Correspondent photo / Sean Barron ... Rabbi Seth Sternstein of Temple El Emeth in Liberty looks at a computer image of Dr. Martin Luther King Jr. with Rabbi Abraham J. Heschel, after Sternstein’s presentation Sunday at the temple on the Jewish perspective on King. The image was taken Feb. 6, 1968, at Arlington National Cemetery two months before King’s assassination.

LIBERTY — Perhaps one of the most enduring and endearing photographs of the civil rights era in the 1960s is of Dr. Martin Luther King Jr., Rabbi Abraham J. Heschel and others locking arms and wearing Hawaiian leis during the early part of the five-day, 54-mile Selma-to-Montgomery march for voting rights.

Many say the iconic image snapped in March 1965 represents a level of unity that crosses not only color lines, but religious ones.

The photograph also aligns with a main theme inherent in a presentation Rabbi Seth Sternstein gave Sunday morning at Temple El Emeth, 3970 Logan Way, about the Jewish perspective on King’s values, work and legacy.

Sunday also marked what would have been King’s 94th birthday.

“We should work our utmost to bring good into the world as soon as possible,” Sternstein, Temple El Emeth’s rabbi, said. “We don’t wait for goodness.”

An estimated 60 people attended Sternstein’s lecture, a thrust of which was to note that despite having been steeped deeply in Christian theology, King also had a prophetic vision of the world that aligned with that of many Jewish prophets.

Heschel was an expert on Jewish prophets. He and King became good friends, Sternstein said, noting that King’s outlook and oratory, as well as many of the ideas and values he adopted and espoused, were borrowed from Judaism.

The two men also were arm in arm while crossing the Edmund Pettus Bridge in 1965 in Selma, and stood next to each other Feb. 6, 1968, at Arlington National Cemetery in silent protest of the Vietnam War.

On April 4, 1967, a year to the day before his assassination at the Lorraine Motel in Memphis, Tenn., King delivered a speech at Riverside Church in New York City, titled “Beyond Vietnam: A Time to Break Silence,” in which, in part, he denounced the war and its effects on the economy and programs to help those in poverty at home.

In 1940, Heschel, who was born in Poland, emigrated to the U.S. after having been trained as a scholar in Germany.

Many Jews see the civil and human rights leader through the lens of Jewish Scripture, the effects of which were instrumental “in creating a great man,” he said.

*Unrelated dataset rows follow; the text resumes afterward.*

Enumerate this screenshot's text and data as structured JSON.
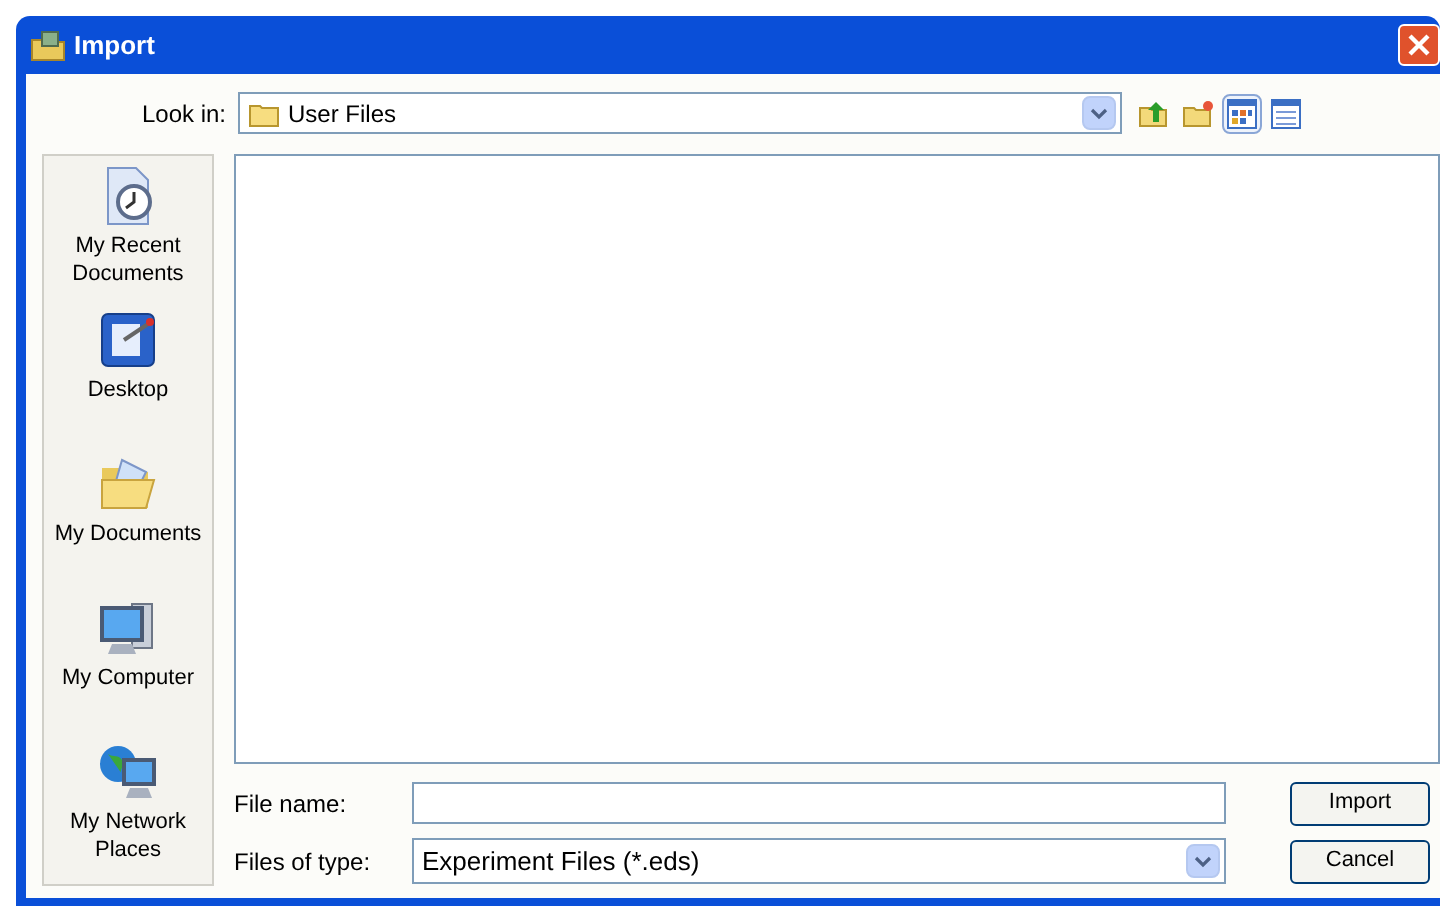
{
  "window": {
    "title": "Import"
  },
  "look_in": {
    "label": "Look in:",
    "value": "User Files"
  },
  "view_buttons": [
    {
      "kind": "up",
      "selected": false
    },
    {
      "kind": "new-folder",
      "selected": false
    },
    {
      "kind": "icons",
      "selected": true
    },
    {
      "kind": "details",
      "selected": false
    }
  ],
  "places": [
    {
      "kind": "recent",
      "label": "My Recent Documents"
    },
    {
      "kind": "desktop",
      "label": "Desktop"
    },
    {
      "kind": "documents",
      "label": "My Documents"
    },
    {
      "kind": "computer",
      "label": "My Computer"
    },
    {
      "kind": "network",
      "label": "My Network Places"
    }
  ],
  "file_name": {
    "label": "File name:"
  },
  "file_type": {
    "label": "Files of type:",
    "value": "Experiment Files (*.eds)"
  },
  "buttons": [
    "Import",
    "Cancel"
  ]
}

For example, King adhered to the idea that it’s futile for religious leaders to encourage people to be well spiritually while ignoring or downplaying their physical needs. He used the phrase “ayn kemach ayn Torah,” which loosely means “without food, there’s no spirituality,” Sternstein explained.

“A preacher who is concerned about the soul and not the body is not much of a preacher,” he said, adding, “King intrinsically understood this. He was expressing what rabbis knew 2,000 years ago.”

During his talk, Sternstein also examined King’s famous saying that the arc of the moral universe bends toward justice. A question to ponder is whether it bends naturally or is encouraged to move by the goodwill of humanity, he explained.

“Some say good will ultimately prevail, but how? Diving fiat? Time? God?, or are we obligated to shape it and urge it into bending in a timely basis?” Sternstein said.

He also praised King’s ability and gift for oratory to propel people into taking action aimed at addressing and tackling societal wrongs. It’s imperative that Jews and others recognize and appreciate the contributions Jewish values had on a man “who himself was not Jewish, but brought so much goodness into the world,” Sternstein continued.

He had that ability to move people, no question about it — and he did it with nonviolence,” the rabbi said.

Sternstein added that if King were alive today, he probably would still be preaching the Gospel, bringing further good into the world and doing his part to advance the “brotherhood of humanity.”